The Bete people also known as Magwe, Tsien, Bokya and Kpwe; are ancient hunting, patriarchal, hard-working agricultural and culturally unique ethnic group that forms a subset of the larger Kru-speaking people residing in Côte d’Ivoire (Ivory Coast) and Liberia. Bete people lives precisely in the southwestern and southern-central parts of Côte d’Ivoire, between the Akan ethnic groups to the east and the Guro tribe to the north. They occupy towns and villages in the regions of Saloa, Soubre and Gagnoa.

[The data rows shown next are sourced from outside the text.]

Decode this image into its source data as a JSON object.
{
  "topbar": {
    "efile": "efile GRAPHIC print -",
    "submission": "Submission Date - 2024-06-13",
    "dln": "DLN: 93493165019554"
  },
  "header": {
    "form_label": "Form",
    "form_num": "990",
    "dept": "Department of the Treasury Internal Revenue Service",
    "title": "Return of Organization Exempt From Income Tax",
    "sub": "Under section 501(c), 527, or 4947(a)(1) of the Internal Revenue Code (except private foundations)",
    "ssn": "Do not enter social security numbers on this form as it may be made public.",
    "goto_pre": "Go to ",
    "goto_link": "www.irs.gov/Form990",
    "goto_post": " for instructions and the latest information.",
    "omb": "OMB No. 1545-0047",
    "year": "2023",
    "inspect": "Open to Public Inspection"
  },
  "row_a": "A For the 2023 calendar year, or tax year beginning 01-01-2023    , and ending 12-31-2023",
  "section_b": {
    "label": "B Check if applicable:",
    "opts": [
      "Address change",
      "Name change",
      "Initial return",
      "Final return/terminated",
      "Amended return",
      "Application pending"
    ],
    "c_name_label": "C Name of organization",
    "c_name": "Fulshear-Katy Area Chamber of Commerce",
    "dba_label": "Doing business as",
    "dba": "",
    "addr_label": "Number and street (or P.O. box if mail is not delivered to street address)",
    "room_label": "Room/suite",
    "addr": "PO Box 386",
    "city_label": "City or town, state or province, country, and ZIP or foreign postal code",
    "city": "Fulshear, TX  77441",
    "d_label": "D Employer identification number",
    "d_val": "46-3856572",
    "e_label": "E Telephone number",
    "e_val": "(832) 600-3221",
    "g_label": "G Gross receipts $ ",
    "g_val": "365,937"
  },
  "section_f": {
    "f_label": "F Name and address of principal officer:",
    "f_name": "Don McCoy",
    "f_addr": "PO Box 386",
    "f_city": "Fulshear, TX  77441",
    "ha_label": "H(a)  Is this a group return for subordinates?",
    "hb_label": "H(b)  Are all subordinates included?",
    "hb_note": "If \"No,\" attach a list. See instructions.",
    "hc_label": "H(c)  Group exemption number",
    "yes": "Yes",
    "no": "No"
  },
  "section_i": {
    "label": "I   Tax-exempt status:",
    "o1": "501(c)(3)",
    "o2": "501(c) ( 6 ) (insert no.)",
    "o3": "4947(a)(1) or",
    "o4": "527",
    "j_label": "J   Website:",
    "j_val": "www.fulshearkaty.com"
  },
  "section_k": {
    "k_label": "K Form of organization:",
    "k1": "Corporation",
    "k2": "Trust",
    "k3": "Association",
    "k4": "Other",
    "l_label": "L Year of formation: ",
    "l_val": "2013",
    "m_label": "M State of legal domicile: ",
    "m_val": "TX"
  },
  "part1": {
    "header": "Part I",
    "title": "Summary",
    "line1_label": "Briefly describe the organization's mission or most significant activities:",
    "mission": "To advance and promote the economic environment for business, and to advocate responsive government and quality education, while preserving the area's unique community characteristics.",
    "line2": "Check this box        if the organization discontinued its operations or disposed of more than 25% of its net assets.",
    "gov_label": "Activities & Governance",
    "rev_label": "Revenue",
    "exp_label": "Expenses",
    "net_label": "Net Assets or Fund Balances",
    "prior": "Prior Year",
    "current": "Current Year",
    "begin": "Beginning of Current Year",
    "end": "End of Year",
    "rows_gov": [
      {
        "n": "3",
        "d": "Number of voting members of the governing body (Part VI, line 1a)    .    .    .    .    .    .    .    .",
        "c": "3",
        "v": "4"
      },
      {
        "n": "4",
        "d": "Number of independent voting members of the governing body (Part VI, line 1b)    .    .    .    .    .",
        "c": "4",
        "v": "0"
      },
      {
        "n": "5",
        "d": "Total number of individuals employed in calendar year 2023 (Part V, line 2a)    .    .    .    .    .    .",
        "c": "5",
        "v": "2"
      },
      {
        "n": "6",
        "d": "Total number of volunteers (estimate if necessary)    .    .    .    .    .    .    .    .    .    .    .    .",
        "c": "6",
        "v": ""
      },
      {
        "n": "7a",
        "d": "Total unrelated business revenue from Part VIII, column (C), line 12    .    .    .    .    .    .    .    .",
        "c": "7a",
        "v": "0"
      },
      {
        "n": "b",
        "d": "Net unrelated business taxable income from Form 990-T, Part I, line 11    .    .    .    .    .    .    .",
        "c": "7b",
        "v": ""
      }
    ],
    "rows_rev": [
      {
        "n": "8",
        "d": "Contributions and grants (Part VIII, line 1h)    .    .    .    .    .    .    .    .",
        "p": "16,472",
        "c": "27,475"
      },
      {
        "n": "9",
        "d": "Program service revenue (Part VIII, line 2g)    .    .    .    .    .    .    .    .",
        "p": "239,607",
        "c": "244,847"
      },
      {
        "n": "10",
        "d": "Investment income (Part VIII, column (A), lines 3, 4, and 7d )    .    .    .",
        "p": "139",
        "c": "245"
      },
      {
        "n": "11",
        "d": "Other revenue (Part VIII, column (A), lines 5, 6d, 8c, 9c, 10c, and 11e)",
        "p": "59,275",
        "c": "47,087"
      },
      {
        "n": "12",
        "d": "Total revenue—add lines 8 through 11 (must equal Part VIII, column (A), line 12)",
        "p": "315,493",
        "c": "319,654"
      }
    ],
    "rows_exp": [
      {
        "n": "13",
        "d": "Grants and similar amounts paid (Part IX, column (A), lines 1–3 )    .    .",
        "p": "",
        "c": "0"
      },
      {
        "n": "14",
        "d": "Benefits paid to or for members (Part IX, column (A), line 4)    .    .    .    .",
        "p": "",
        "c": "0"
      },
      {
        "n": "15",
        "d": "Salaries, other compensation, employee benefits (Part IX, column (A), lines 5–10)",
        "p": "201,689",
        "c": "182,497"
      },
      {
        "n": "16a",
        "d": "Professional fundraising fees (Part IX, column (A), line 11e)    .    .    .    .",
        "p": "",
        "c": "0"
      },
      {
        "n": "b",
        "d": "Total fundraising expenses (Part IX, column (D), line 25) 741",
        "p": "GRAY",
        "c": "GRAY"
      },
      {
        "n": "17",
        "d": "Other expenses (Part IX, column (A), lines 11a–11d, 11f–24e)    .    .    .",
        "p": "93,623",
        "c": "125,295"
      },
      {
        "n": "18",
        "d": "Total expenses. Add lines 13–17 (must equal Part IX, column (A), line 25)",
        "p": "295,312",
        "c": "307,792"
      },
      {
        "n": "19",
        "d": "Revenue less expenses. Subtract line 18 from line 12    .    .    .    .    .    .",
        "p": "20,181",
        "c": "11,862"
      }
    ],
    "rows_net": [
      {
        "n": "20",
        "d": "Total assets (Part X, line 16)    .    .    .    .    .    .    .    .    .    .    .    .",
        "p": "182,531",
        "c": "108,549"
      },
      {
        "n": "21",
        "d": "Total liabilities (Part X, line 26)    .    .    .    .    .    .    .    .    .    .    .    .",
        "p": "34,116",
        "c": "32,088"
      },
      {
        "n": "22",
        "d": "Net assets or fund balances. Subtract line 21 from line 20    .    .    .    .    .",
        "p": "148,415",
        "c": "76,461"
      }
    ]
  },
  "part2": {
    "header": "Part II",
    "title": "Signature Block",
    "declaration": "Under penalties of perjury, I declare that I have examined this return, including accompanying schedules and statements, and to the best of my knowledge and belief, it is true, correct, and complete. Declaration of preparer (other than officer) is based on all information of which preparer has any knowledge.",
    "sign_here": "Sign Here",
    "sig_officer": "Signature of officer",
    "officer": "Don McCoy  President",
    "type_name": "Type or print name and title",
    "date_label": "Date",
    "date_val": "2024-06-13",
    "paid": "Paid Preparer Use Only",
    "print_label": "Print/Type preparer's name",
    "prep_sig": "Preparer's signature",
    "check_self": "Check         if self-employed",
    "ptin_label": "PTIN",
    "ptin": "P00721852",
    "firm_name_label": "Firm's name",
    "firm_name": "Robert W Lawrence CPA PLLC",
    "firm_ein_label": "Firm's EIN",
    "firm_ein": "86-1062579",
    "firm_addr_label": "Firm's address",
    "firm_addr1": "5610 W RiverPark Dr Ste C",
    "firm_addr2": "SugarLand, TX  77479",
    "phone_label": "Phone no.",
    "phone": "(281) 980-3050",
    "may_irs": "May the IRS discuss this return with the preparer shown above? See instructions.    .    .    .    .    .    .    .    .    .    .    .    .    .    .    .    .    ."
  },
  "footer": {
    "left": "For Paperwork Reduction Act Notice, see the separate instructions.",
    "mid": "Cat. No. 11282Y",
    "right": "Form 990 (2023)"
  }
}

The Bete have carved elegant statues, stylistically influenced by their neighbors the Guro. Bete statues were usually carved as standing figures displaying set-apart legs, an elongated torso with square shoulders, an elongated columnar neck supporting an oblong head with a pointed chin, an incised mouth and a high-domed, smooth forehead under a helmet-like coiffure. Bete figures exhibit hand positions, which are difficult to interpret, as well as touches of white pigment. Male and female figures are displayed in shelters or shrines to represent the founders of the community. They incarnate the conceptual ideal of spiritual perfection and moral strength and its connection to physical beauty. Other smaller statuettes may have been carved to represent spouses from the other world, a tradition inspired by the Baule.